Birds Of Prey may not be the deepest movie in the DC cinematic universe, but it's certainly one of the most fun. As a neon-splashed, ultraviolent romp through street-level Gotham City, it's delightfully wacky and irreverent--but one moment sticks out from the rest both in tone and context. About midway through, the film's big bad, Roman Sionis (Ewan McGregor) has a complete meltdown in his nightclub, prompting him to viciously attack and sexually harass one of the female patrons while Black Canary (Jurnee Smollett-Bell) watches on, horrified.
There's no punchline or wink to the audience, no slap-stick fourth-wall breaking to lighten the mood, just a power-crazed paranoid villain and his victim. In our spoiler review, we denoted the scene was one of the only gratuitous moments in an otherwise gleefully fun movie. And apparently, that was the intent. Director Cathy Yan explained the context of the scene in an interview with THR, as well as the struggle to keep the moment in the film's final cut.

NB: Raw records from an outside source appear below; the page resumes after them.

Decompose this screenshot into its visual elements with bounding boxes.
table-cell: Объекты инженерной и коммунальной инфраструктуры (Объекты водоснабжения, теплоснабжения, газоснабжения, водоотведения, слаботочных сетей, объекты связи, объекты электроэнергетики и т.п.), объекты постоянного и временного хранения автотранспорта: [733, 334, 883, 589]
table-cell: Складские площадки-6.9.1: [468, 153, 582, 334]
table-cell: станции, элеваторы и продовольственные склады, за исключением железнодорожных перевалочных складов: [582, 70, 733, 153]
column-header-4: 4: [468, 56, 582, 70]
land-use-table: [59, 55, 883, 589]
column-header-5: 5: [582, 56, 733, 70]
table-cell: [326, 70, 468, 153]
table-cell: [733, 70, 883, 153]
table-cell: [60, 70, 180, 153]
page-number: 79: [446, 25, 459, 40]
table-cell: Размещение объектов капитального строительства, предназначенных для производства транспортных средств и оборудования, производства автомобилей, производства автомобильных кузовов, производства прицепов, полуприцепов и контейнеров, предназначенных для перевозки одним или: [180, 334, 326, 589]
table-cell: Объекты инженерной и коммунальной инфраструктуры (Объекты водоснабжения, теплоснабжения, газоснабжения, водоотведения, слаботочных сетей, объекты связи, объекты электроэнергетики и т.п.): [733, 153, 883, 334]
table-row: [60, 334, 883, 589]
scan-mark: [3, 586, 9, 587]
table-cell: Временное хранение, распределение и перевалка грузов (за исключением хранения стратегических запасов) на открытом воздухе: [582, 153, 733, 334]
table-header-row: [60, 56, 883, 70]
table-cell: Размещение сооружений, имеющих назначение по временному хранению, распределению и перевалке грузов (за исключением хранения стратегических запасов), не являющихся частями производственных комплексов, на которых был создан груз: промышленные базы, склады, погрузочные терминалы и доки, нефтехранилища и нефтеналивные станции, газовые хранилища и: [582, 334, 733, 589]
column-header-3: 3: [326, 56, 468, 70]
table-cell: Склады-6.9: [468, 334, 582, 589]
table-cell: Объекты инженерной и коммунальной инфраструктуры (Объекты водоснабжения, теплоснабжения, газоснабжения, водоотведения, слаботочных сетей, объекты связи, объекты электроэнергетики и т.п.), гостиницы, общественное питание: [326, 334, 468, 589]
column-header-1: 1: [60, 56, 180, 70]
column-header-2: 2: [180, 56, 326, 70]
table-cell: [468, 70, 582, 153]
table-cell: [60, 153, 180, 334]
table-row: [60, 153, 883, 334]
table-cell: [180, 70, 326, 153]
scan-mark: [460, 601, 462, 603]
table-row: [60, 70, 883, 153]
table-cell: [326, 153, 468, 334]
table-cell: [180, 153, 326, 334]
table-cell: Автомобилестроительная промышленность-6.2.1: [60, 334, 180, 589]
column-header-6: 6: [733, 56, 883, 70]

"I'll be honest: We had to fight to keep that scene because it was uncomfortable. It was risky, and we had to fight to keep it at all. There are cuts of the movie without it. I think it’s a huge turning point for Roman. It's a huge turning point for Canary, and the way that we shot it was hopefully not about the sexual violence upon the woman. It was more about Roman, what he’s capable of and Canary seeing him for who he really is for the first time. Now, she can fully cut herself off from him, and I thought it was a really important scene. So, we fought for it."

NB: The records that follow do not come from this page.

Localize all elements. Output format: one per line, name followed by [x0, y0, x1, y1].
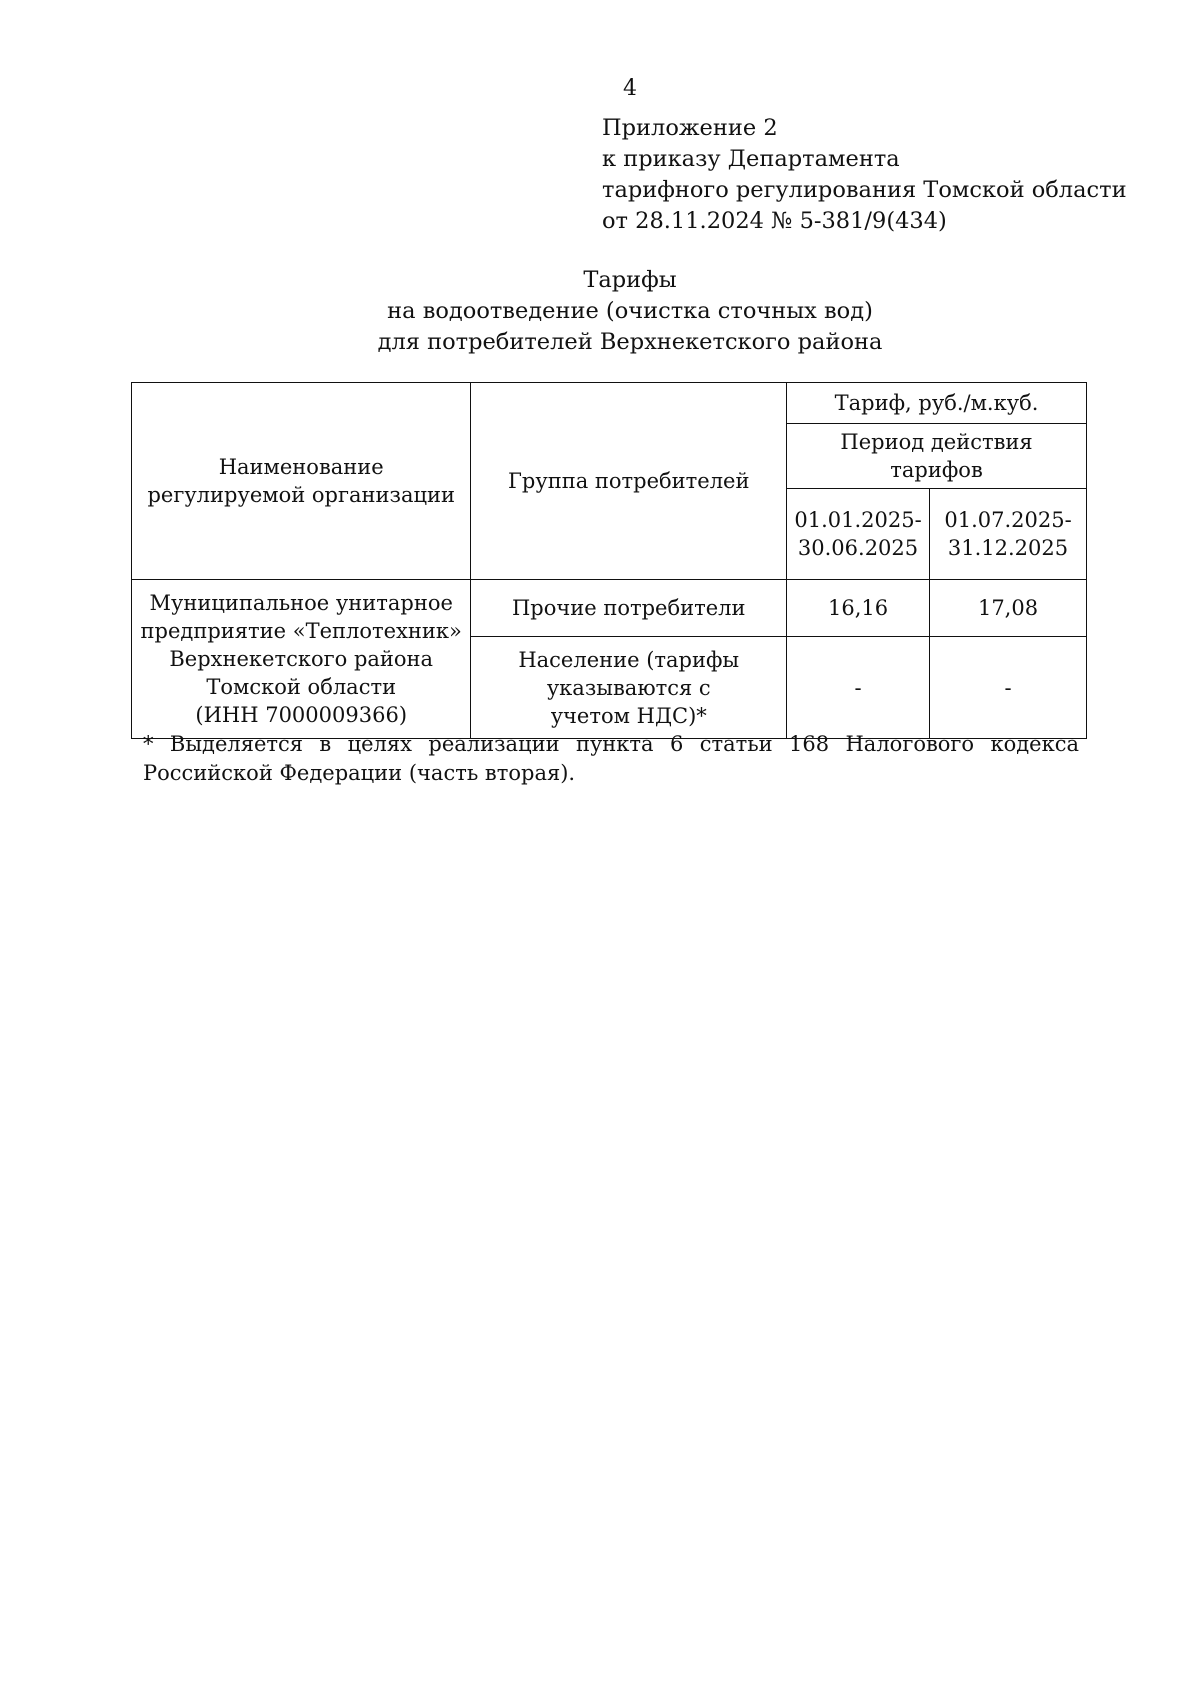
organization-line: Муниципальное унитарное	[149, 591, 453, 615]
organization-line: Томской области	[206, 675, 397, 699]
appendix-line: от 28.11.2024 № 5-381/9(434)	[602, 208, 947, 234]
organization-line: (ИНН 7000009366)	[195, 703, 408, 727]
document-title	[0, 265, 1200, 358]
appendix-line: тарифного регулирования Томской области	[602, 177, 1127, 203]
header-consumer-group: Группа потребителей	[471, 383, 787, 580]
footnote: * Выделяется в целях реализации пункта 6 статьи 168 Налогового кодекса Российской Федерации (часть вторая).	[143, 732, 1079, 785]
tariff-value-cell: 17,08	[930, 580, 1087, 637]
header-tariff: Тариф, руб./м.куб.	[787, 383, 1087, 424]
organization-line: предприятие «Теплотехник»	[140, 619, 462, 643]
header-period-1: 01.01.2025-30.06.2025	[787, 489, 930, 580]
consumer-group-cell: Население (тарифы указываются с учетом НДС)*	[471, 637, 787, 739]
appendix-line: к приказу Департамента	[602, 146, 900, 172]
organization-line: Верхнекетского района	[169, 647, 434, 671]
tariff-value-cell: -	[930, 637, 1087, 739]
tariff-value-cell: 16,16	[787, 580, 930, 637]
title-line: на водоотведение (очистка сточных вод)	[387, 298, 873, 324]
page-number: 4	[623, 76, 637, 101]
consumer-group-cell: Прочие потребители	[471, 580, 787, 637]
tariff-value-cell: -	[787, 637, 930, 739]
tariffs-table	[131, 382, 1087, 739]
table-row	[132, 580, 1087, 637]
header-period: Период действия тарифов	[787, 424, 1087, 489]
title-line: Тарифы	[583, 267, 677, 293]
appendix-line: Приложение 2	[602, 115, 778, 141]
header-organization: Наименование регулируемой организации	[132, 383, 471, 580]
appendix-reference	[602, 113, 1127, 237]
header-period-2: 01.07.2025-31.12.2025	[930, 489, 1087, 580]
title-line: для потребителей Верхнекетского района	[377, 329, 883, 355]
organization-cell	[132, 580, 471, 739]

Prior to the moment in the club, Roman had been dangerous--but ultimately comedic--in his violence. Whether it was killing his victims with an "ew," and a campy sneer on his face or demanding that his cronies find the "crossbow killer" because he also "likes crossbows." McGregor's take on the DC villain was less Tony Montana and more a gun-toting Liberace. So Yan's added context certainly does make the scene seem less like an aberration and more like a much-needed character beat.